If you’re looking to move beyond bland tofu, Veganomicon offers international recipes from the Middle East (curried carrot dip, Mediterranean-style cashew-cucumber dip, lentil salad, chickpea-quinoa pilaf, lentils and rice with caramelized onions and spiced pita crisps), India (saag, samosa, red lentil cauliflower curry), Italy (risottos, polenta, pastas), Greek (moussaka, phyllo pie, baked lima beans), Asian (nori rolls, stir fries), and Latin recipes(mole, chili, quinoa salad with black beans and mango). To round out the list, there are numerous breakfast ideas, breads, desserts, dressings, sauces, and even sample menus to get you started.

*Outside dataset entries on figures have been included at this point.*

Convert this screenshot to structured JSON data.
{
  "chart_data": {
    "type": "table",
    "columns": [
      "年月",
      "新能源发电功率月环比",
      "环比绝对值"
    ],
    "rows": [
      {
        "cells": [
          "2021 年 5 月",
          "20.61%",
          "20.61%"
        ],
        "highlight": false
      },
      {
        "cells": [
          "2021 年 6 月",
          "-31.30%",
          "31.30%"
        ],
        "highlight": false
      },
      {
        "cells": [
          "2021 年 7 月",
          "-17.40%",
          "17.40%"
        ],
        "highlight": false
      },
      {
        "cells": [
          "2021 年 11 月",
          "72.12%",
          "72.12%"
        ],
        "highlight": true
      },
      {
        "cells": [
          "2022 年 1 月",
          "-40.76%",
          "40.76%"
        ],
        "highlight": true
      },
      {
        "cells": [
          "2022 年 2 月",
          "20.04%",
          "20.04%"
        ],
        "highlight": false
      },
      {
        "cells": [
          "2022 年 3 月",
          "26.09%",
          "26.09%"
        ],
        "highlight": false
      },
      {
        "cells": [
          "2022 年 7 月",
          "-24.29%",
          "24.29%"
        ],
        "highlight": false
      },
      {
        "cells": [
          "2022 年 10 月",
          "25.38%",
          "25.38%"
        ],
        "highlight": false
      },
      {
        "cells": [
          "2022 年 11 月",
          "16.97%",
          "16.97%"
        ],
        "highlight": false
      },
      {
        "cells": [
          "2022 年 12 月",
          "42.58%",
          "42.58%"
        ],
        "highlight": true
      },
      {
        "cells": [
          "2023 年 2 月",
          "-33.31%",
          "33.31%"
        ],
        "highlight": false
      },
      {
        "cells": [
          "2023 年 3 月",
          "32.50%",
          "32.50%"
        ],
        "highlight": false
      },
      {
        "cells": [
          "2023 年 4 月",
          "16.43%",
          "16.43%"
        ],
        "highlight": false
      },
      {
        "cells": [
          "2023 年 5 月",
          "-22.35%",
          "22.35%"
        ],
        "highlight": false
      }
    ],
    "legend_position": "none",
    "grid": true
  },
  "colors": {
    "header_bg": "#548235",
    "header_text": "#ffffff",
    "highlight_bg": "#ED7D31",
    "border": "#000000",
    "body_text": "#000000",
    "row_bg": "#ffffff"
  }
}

The writing style is hip, funny, down to earth, and most importantly, easy to follow. There are several great guides to varieties of grains, legumes, and veggies, cooking instructions, and cooking and prepping guides. There is a liberal sprinkling of Jewish humor throughout, which I appreciated. In addition, there are numerous updates of Jewish comfort foods such as cholent, tzimmes kugel, latkes, blintzes, borscht, and kasha (trust me, finding dependable, delicious updates of vegan Jewish recipes is not always easy; try Rabbi Gil Marks’ Olive Trees and Honey: A Treasury of Vegetarian Recipes from Jewish Communities Around the World if you’re looking for a year’s worth of Jewish vegetarian delights from around the globe).

My only gripe would be that there is no nutritional info, and the “low-fat” flag is based on a recipe containing two tablespoons of oil or less. However, for anyone following a very-low-fat diet such as the Eat More, Weigh Less: Dr. Dean Ornish’s Life Choice Program for Losing Weight Safely While Eating Abundantly (10% of calories from fat, no oils, nuts, olives or avocados), two tablespoons is two too much, but it’s a minor observation.

Overall, this is a great addition to your kitchen, especially if you’re new to veganism and are longing to move beyond the blah processed vegan foods out there. Many of the recipes are time-consuming, but the end result justifies the means. Also, the authors have thoughtfully flagged recipes that call for hard-to-find items.